Olha, se tem uma coisa que me deixa chateada é gente reclamando dos seus clientes. Para mim é como reclamar do marido. Reclamante, por acaso fui numa feira e escolhi seu marido/mulher no seu lugar? Você corria risco de morte se não casasse com ele/ela? Não tinha mesmo outra opção a não ser o apedrejamento público?

O que muitos profissionais não se dão conta é de uma coisa muito básica: assim como é você quem escolhe sua cara-metade, é você também quem escolhe seus clientes — e isso inclui você que é funcionário em algum lugar; seu patrão é o cliente que compra a maior parte de suas horas produtivas.

Se o parceiro que você escolheu para dividir a vida é um problema com CPF e seus clientes são todos uns trastes, analise e descubra o que você está fazendo para atrair gente assim.

O relacionamento com o cliente (qualquer um, aliás), pode começar de duas maneiras: ou você propõe a aproximação ou o cliente procura por você.

Se foi você que iniciou o contato e depois não ficou satisfeito, procure outro, oras.
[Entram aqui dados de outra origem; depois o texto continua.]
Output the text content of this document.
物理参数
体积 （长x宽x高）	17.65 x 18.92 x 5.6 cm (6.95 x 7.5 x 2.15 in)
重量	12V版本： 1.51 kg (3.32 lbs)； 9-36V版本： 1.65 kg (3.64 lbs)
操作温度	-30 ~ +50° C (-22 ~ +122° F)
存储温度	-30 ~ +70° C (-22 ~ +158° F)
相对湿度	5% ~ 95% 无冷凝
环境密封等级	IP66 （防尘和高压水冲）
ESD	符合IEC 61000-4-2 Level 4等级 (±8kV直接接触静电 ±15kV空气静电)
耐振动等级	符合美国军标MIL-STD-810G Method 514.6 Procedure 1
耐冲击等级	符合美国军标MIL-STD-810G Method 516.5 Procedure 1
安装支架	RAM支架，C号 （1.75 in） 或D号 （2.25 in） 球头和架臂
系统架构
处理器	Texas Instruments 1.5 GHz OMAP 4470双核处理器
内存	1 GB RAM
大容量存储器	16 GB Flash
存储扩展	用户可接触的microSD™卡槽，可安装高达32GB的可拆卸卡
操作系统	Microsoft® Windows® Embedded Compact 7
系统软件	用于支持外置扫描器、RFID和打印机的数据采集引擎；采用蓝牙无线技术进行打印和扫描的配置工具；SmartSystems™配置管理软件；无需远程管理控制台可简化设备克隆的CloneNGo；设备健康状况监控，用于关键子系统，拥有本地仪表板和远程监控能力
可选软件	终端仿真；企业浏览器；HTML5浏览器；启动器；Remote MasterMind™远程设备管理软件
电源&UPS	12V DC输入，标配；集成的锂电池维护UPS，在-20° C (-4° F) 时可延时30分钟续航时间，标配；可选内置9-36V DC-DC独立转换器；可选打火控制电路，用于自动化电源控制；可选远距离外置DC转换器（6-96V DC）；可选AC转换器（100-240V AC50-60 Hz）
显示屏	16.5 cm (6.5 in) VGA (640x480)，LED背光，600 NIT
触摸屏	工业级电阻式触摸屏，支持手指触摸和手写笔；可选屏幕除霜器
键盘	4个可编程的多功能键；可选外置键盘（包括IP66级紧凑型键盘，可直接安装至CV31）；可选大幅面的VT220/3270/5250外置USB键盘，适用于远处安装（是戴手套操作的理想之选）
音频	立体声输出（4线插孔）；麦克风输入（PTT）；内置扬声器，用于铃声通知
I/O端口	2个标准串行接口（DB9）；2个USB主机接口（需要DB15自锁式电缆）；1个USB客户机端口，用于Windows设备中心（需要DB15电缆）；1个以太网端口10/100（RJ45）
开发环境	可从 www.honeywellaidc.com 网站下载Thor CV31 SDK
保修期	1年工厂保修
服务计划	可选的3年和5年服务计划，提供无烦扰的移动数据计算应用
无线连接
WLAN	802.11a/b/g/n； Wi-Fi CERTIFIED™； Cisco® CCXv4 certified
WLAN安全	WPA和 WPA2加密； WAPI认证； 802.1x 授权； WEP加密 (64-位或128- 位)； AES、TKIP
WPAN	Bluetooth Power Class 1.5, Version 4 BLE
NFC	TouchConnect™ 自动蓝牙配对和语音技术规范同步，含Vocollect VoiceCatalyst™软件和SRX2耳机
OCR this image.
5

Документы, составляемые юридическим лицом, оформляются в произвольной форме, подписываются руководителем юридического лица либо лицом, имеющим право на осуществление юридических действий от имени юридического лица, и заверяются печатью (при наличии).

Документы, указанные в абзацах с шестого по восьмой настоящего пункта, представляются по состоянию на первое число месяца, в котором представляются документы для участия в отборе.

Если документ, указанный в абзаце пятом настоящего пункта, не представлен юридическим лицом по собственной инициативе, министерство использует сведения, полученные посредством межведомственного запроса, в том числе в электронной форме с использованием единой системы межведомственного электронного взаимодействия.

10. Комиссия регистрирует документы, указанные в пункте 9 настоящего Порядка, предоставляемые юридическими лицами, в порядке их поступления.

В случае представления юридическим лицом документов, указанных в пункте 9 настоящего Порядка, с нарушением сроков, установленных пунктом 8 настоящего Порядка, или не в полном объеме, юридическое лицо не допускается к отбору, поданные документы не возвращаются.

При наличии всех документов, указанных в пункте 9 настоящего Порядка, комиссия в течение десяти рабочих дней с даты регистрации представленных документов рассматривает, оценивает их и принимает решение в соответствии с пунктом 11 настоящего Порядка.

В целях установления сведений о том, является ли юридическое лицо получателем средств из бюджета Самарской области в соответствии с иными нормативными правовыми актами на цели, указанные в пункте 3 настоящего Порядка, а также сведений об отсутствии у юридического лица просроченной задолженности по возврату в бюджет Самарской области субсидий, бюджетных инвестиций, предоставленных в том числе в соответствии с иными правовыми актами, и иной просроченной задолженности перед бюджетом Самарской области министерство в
Vá tentando até acertar. Vejo gente dizendo que não pode chutar o pau da barraca por “enes” motivos. Olha, se a pessoa resolveu que não vai mudar mesmo, então que se adapte, que se conforme, que pare de reclamar e dê um jeito de ser feliz nessas condições mesmo. Mas se não é esse o caso, então há que se fazer uma lista com “emes” motivos para pensar em fazer tudo diferente e recomeçar em grande estilo. Passar a vida reclamando não é uma opção para quem não quer gastar todo o salário com antidepressivos.

Agora, se foi o cliente que procurou você e depois se mostrou desonesto, grosso e mau-caráter (será que é tudo isso mesmo?), avalie e analise seu posicionamento: como é que ele chegou à conclusão que você era a pessoa que ele poderia tratar mal e dar o calote sem nenhum problema? Por que, entre tantos outros profissionais que há no mercado, ele escolheu contratar justamente você?

Desculpe, mas talvez você esteja se comunicando de maneira que as pessoas possam tirar essas conclusões. O que eu vejo no dia-a-dia é que quem cultiva a excelência e faz direitinho a lição de casa (o marketing pessoal) nunca reclama de clientes; relacionar-se com gente de perfil semelhante é natural. Os afins se reconhecem mutuamente e se conectam para fazer coisas interessantes juntos. É uma rede de competências que se complementa.

Mesmo aqueles clientes com os quais a gente tem uma história com final infeliz também são muito úteis para o nosso autoconhecimento. Como é que a coisa chegou a esse ponto? Aliás, como é que eu conduzi a coisa de maneira que ela conseguiu chegar a esse ponto? Será que não tem nenhum aprendizado aí? Será que as coisas não poderiam ter acontecido de outra maneira se eu tivesse mais atitude e meus propósitos fossem mais definidos?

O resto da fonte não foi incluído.